T-H-E-A and A-V-T spell Tampa Bay’s newest roadway direction: automated vehicle technology.
The Tampa Hillsborough Expressway Authority (THEA) is on the road toward autonomy.
The user-financed public agency is self-sustaining and led by a board of local citizens. Tampa Hillsborough Expressway Authority develops and owns toll highways as well as non-tolled roads. In turn, all collected tolls are reinvested into projects in Hillsborough County.
THEA, though, is especially ahead of the curve on this front: As 2014 hit the midyear point, the agency was offering businesses its access-controlled toll road, arterial feeder roads and office facilities to test and develop technologies focused on autonomous vehicles — automated cars capable of sensing their environment and navigating without human input.
Self Driving Cars. Tampa Hillsborough Expressway Authority hopes they can accelerate economic growth.
Earlier in the year, the U.S. Department of Transportation approved the Lee Roy Selmon Expressway in Tampa as a connected vehicle test bed, joining a small number of other test-bed locations nationwide. The Selmon Expressway, largely by virtue of its limited access and arterial road networks, provides researchers the capability to test within the latest technology standards and architecture of the USDOT vehicle and infrastructure research program. Areas of study include safety, mobility, environmental and efficiency advantages, along with services, standards and components.
Call it taking autonomous vehicle technologies and looking “under the hood.” Also view it as continuing innovation that spans decades. Tampa Hillsborough Expressway Authority was the first expressway authority to convert to All Electronic Tolling (AET), along with being the first to employ reversible express lanes and the first to use image-based tolling in Florida. Yet, THEA believes this drive toward AVT could be a real transportation game-changer.
The technology behind autonomous vehicles can save lives, create jobs and lighten congestion during workday commutes, according to published reports. Down the road, the expected benefits are fewer navigational errors, traffic collisions and accidents; reduced traffic congestion and increased traffic flow; higher speed limits; and expanded freedom of use by those of any age or disability; among others.
In Tampa, officials assert, the technology has the potential to impact lives at a level equal to the “smartphone.”
“As Hillsborough County aligns itself to be the access point to Central and South America, the ability to develop and test autonomous vehicle technology in Tampa provides a great opportunity for companies to potentially be on the cutting edge of transportation changes impacting two continents,” comments Hillsborough County Commissioner Kevin Beckner.

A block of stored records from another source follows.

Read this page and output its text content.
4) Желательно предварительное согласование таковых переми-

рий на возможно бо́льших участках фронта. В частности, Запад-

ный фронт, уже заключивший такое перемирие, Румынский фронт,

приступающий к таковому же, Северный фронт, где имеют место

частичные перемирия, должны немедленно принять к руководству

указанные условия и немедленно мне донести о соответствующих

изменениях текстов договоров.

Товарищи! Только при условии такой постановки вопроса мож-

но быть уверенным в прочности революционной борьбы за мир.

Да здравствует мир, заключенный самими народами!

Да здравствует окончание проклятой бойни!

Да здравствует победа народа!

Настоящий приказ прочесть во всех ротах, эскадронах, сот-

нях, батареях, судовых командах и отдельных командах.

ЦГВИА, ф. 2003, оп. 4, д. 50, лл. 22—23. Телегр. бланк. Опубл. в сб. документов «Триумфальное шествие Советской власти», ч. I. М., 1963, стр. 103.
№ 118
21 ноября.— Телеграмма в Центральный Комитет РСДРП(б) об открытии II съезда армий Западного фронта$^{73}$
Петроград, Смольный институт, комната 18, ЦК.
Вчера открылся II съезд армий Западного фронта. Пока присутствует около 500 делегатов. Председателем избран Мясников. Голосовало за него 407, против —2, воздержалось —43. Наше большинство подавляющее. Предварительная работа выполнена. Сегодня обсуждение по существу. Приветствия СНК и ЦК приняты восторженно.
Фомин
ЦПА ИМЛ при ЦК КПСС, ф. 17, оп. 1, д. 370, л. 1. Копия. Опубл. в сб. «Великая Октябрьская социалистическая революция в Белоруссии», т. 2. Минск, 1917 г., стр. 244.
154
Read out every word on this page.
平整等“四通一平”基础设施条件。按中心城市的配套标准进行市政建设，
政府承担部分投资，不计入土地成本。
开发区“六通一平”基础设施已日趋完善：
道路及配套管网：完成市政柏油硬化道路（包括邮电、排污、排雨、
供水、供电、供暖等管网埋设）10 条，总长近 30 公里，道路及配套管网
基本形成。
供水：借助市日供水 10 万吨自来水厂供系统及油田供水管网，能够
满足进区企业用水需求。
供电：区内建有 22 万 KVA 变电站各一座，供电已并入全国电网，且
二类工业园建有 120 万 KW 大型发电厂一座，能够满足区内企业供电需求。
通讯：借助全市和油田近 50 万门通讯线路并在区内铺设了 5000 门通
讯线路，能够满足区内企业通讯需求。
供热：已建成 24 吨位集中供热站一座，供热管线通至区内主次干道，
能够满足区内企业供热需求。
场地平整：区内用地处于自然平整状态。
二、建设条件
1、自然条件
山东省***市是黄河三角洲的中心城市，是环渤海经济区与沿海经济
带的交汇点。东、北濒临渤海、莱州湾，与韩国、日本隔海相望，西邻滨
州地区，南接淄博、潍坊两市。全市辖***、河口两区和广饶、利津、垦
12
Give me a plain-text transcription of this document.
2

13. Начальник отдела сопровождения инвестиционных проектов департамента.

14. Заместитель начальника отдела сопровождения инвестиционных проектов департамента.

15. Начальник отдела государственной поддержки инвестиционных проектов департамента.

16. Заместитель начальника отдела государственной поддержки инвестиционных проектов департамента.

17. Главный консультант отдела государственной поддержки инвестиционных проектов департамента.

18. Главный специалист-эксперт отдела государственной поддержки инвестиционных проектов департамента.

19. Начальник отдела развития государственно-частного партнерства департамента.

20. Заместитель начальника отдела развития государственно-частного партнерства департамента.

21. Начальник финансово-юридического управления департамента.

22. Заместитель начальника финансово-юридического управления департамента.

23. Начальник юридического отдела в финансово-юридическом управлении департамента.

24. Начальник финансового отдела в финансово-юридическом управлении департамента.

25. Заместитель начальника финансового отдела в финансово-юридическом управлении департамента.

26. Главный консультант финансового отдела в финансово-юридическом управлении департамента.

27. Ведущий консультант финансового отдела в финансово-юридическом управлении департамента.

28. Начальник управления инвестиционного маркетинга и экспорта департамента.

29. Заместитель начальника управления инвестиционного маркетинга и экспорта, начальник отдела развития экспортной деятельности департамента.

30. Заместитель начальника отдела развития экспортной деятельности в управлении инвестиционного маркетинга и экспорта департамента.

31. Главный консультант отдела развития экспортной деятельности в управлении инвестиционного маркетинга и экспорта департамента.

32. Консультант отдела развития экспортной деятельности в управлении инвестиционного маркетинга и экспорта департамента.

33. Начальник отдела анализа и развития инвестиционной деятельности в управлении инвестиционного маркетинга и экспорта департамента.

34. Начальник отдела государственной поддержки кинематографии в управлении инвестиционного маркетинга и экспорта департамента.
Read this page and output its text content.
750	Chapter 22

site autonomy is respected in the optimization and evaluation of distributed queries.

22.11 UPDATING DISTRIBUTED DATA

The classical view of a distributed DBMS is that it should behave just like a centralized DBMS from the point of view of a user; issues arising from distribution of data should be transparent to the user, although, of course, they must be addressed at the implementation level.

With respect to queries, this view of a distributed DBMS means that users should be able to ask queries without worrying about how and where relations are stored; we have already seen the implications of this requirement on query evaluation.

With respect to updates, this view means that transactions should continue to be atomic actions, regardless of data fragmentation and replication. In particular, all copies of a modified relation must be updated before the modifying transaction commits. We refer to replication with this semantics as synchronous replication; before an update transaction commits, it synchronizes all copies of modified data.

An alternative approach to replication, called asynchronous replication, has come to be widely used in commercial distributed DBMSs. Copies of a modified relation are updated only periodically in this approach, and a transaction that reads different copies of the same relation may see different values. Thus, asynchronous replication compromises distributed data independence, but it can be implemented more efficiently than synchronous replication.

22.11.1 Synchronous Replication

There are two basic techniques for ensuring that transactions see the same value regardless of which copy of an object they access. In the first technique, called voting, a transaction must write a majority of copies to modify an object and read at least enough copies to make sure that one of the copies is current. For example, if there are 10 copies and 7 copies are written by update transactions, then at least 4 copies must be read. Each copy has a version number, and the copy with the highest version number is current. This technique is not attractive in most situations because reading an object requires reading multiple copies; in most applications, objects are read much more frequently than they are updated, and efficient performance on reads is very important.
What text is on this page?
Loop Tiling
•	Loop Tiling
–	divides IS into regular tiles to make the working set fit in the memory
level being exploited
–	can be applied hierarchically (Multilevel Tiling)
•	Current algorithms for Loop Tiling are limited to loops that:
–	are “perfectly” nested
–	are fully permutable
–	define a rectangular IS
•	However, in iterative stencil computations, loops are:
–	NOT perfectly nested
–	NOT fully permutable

Florida became the second state allowing automated vehicles to operate on its roads when State Rep. Jeff Brandes, R-St. Petersburg, chairman of the Senate Transportation Committee, championed legislation in the 2012 Legislative Session. A total of four states now have passed such legislation.
Tampa Hillsborough Expressway Authority wants to be the one. Here’s the pitch to companies exploring locales for research: “Tampa Bay’s attractive technology, business and lifestyle climate create a perfect environment for those interested in advancing autonomous vehicle technologies. Tampa Bay provides an affordable, competitive and efficient operating environment with the resources companies need to expand and thrive, including critical connectivity to Tampa International Airport, Port Tampa Bay and interstates 4, 75 and 275.”
THEA Board Chairman Stephen Diaco describes the effort as part of the agency’s “legacy of achievement.”
Brandes labels it a “bold step.”
Tampa Hillsborough Expressway Authority seeks to make it a smart one, too. It has partnered with the University of South Florida’s Center for Urban Transportation Research Automated Vehicle Institute to deliver specialized research support in a local university setting. The Institute is an internationally recognized resource for policymakers and transportation professionals. The 45-person multidisciplinary research faculty includes experts in economics, planning, engineering, public policy and geography. The result is the requisite mix of academic knowledge and real-world experience to develop innovative, implementable solutions for all modes of transportation, contends Diaco.
In addition, Tampa Hillsborough Expressway Authority is partnering with other transportation providers such as the Hillsborough Area Regional Transit Authority (HART). “It’s terrific that development and testing is being done in the City of Tampa,” says Mike Suarez, HART chairman and City of Tampa councilperson.
In the end, from both transportation and economic perspectives, the hope is that all roads lead to Tampa Bay, almost literally and autonomously.
This article was printed as “Driving Innovation.”